L’identification des armes en circulation, que ce soit celles détenues légalement ou celles acquises illégalement, constitue une préoccupation majeure pour le Commandement de la Gendarmerie nationale (CGN) qui a mis le cap, depuis quelques années et dans le cadre de la modernisation de ses structures, sur leur enregistrement systématique sur une base de données nationales centralisées. La mémorisation a concerné, à ce jour, 200 000 armes à feu considérées par la loi comme un équipement dont l’empreinte devra être signalée, déclarée et consignée, et ce, grâce au système d’identification balistique mis en place par la Gendarmerie nationale, dont le seul souci est d’éviter la détention illégale d’armes à feu, même un simple fusil de chasse acquis à des fins de loisir, comme la chasse. C’est que la circulation de certaines armes dans des réseaux affiliés aux organisations criminelles et terroristes a fait l’objet d’une attention particulière du CGN dès qu’il s’agit de la sécurité nationale. L’adaptation de cette institution républicaine, qui agit sous la seule autorité administrative et, par ricochet, considérée auxiliaire de justice par excellence, aux réalités du terrain s’est accompagnée par un programme de développement et de modernisation tous azimuts afin de rattraper le retard accusé par notre pays dû essentiellement à la décennie du terrorisme. En ce sens, et indépendamment de ce travail colossal, une base de données criminelles renfermant les empreintes de 500 armes a également été confectionnée. Sa mise à jour ne peut que contribuer à la reconnaissance des armes avec lesquelles des meurtres ont été commis par des individus activement recherchés par la justice et les services de sécurité, alors que d’autres ont été arrêtés après l’étude de la balistique. Les efforts consentis en 2009 par le CGN, des efforts traduits sur le terrain par les brigades et les compagnies de gendarmerie, aboutiront à une mise à jour conditionnée par l’obligation de résultats au vu des moyens humains et matériels déployés. Et c’est en mettant à profit cette méthode, aussi efficace que fructueuse, que la recherche des personnes, d’armes ou de véhicules a abouti au traitement, durant les huit mois de l’année en cours, de près de 1 600 000 dossiers. C’est que le système d’identification biométrique permet un résultat instantané des personnes recherchées, d’une part, et l’exploration des moyens de locomotion volés et/ou trafiqués ainsi que des armes prohibées, d’autre part.

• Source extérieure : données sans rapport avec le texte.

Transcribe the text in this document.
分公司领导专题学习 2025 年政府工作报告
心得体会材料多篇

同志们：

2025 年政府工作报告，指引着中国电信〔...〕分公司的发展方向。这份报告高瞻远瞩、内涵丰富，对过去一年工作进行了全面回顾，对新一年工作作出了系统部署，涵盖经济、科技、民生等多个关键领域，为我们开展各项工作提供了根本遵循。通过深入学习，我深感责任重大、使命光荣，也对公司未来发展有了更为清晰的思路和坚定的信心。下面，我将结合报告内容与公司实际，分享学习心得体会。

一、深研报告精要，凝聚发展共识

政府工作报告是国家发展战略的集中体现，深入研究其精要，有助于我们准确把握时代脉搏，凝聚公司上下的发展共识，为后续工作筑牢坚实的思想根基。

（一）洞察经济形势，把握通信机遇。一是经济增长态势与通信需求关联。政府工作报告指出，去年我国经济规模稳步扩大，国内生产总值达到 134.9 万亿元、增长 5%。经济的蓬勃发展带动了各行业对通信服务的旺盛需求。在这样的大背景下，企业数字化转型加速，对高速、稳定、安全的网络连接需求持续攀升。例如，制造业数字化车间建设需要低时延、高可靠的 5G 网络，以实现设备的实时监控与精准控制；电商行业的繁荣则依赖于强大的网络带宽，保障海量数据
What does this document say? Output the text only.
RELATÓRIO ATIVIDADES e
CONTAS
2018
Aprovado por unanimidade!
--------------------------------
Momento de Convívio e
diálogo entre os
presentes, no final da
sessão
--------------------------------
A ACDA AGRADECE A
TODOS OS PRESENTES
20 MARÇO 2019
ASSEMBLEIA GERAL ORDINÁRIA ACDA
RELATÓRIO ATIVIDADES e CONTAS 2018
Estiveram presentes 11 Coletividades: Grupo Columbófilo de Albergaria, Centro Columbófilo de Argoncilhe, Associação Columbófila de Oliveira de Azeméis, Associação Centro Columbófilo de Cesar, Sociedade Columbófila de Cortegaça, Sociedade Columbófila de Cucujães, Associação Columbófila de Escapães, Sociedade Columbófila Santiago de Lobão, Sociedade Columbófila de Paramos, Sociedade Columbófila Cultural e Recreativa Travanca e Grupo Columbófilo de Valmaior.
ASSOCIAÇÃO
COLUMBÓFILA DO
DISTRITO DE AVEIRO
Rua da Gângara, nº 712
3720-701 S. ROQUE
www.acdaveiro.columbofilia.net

Le Bac obligatoire pour les futurs gendarmes
Et pour atteindre un tel résultat, le CGN a misé sur le travail de proximité, la recherche de la preuve matérielle, le renseignement précis, mais surtout les opérations ciblées à travers les brigades de la Gendarmerie nationale. Ces dernières, considérées comme de véritables chevilles ouvrières par leur dissémination à travers tout le pays, constituent un réseau national d’information pour les pouvoirs publics, d’alerte, de renseignements et d’action. Elles participent à la sécurité des personnes et des biens et permettent à l’administration d’être informée sur les préoccupations des citoyens, particulièrement dans les zones reculées de l’Algérie. Confortées et soutenues dans leur fonctionnement, ces brigades ont bénéficié de la refonte des programmes, notamment la formation de qualité. Pour preuve, le CGN exige, désormais, le titre du baccalauréat pour tous les futurs gendarmes. En témoignent les récents avis de recrutement lancés par ce corps constitué pour les concours d’accès et l’accès sur titre dudit diplôme, et l’engouement manifesté, lors des portes ouvertes organisées à travers les 48 wilayas, par les jeunes diplômés et autres bacheliers à s’engager dans cette corporation. Selon ses besoins, cette institution a privilégié, durant ces dernières années les filières scientifiques, comme la physique, la chimie, la statistique, les nouvelles technologies de l’information et de la communication et autres spécialités liées à l’administration et aux finances. Ceci étant dit, l’activité des brigades, en plus du maillage territorial qui a atteint un taux de 90% à travers le territoire national, est renforcée par le déploiement des Sections de surveillance et d’intervention (SSI).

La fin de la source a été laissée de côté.